Solutions to Problem Set 5: Problems 1 and 3

Problem 1:
Part A: Many ranking functions are possible. One choice is to use the vector model with weighted tf.idf values for components of each document vector: weighting occurrences in the title very highly, occurrences in anchor text moderately, and occurrences in the text contents lightly.   The query vector can contain a 1 for each term in the query and 0 elsewhere. The normalized dot product can be used to give a score for each document with respect to the query. For single-term queries, documents with the term only in the text contents are not considered since they do not satisfy the query.

Another possibility for multi-term queries is to rank all documents containing all terms of the query higher than any document that contains only some of the terms. Within each group, the above tf.idf score with preferential weighting for title, followed by anchor text, followed by text content can be used.

Part B: A good solution is to keep three postings lists for each term: documents containing the term in their title, documents containing the term in anchor text pointing to them, and documents containing the term in their text contents. Documents can appear on more than one of these 3 lists for a term. For each document on a list, the number of occurrences of the term of the appropriate type for the list should be recorded. (For the title list, the number will usually be 1, but for the anchor text list and the text contents list, the number will often be higher.) Each list should be sorted on document ID to allow for linear-time merging of lists.   Only the posting lists for a term in titles and in anchor text will be used for a single-term query; they are merged, taking the union, to get the list of satisfying documents.    For multi-term queries, the lists for all terms (three lists per term) are merged. All documents that appear on at least one of the lists for every term in the query satisfy the query, and all documents that appear on either the title list or anchor text list for any of the terms of the query satisfy the query.   Therefore, the merging operation will be a combination of unions and intersections computed in one pass through the sorted lists.

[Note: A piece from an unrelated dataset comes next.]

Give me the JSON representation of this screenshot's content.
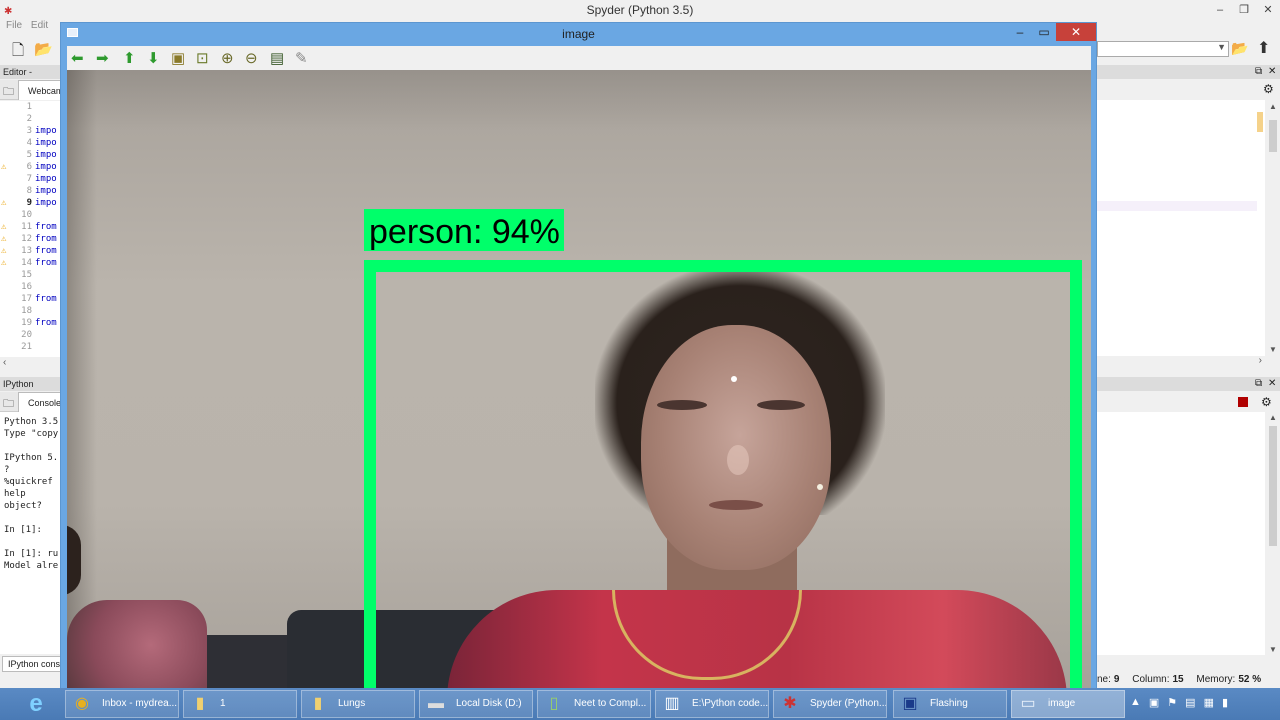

Detail not required: The data structure for the inverted index could be a B+ tree or a hash table on the terms, but each B+ tree leaf or hash table entry must contain 3 pointers: one to each of the posting lists for the term.

Part C:   For many ranking functions, the ranking function can be computed while satisfying documents are being found. Consider the vector model with weighted tf.idf values described in Part A. In the posting lists for a term, we have stored the number of occurrences of each type for each document.   As we merge all the postings lists relevant to a query, for each document we can calculate the value of the weighted term frequency for each query term. After the lists are merged, the final tf.idf values and the normalized dot product can be calculated.

Problem 3:
Every path from root to leave of a height-3 B+ tree is of length 3 and contains 4 nodes, including the root and leaf. Reading these nodes requires reading 4 blocks, assuming none of the nodes is already in memory buffer. Assume the leaf has two siblings. If both siblings of the leaf are checked (reached from the parent) before determining a merge is necessary, 2 additional blocks are read. Assume the leaf merges with its right sibling. (Merging with the left sibling is analogous.) Use the block containing the right sibling for the merged node so that the leaf pointers to/from the merged node and the next leaf to the right are correct. The pointers to/from the left sibling must be updated. If the block for the left sibling has remained in the buffer, only a write of the updated left sibling is needed. The merged node must be written. The key and pointer no longer needed in the parent must be deleted. Assuming the parent block also remained in the buffer, this is 1 more write to update the parent. The total is 6 blocks read and 3 blocks written.

Even if only one sibling is checked before merging, another leaf must be read and written to keep the leaf pointers correct.

This solution assumes the leaves are doubly-linked as presented in class. The text book uses only singly linked lists - left to right. In this case, when merging a leaf with its right sibling, using the block containing the leaf for the merged node means the pointer from the preceding leaf in the linked list is correct, saving a write.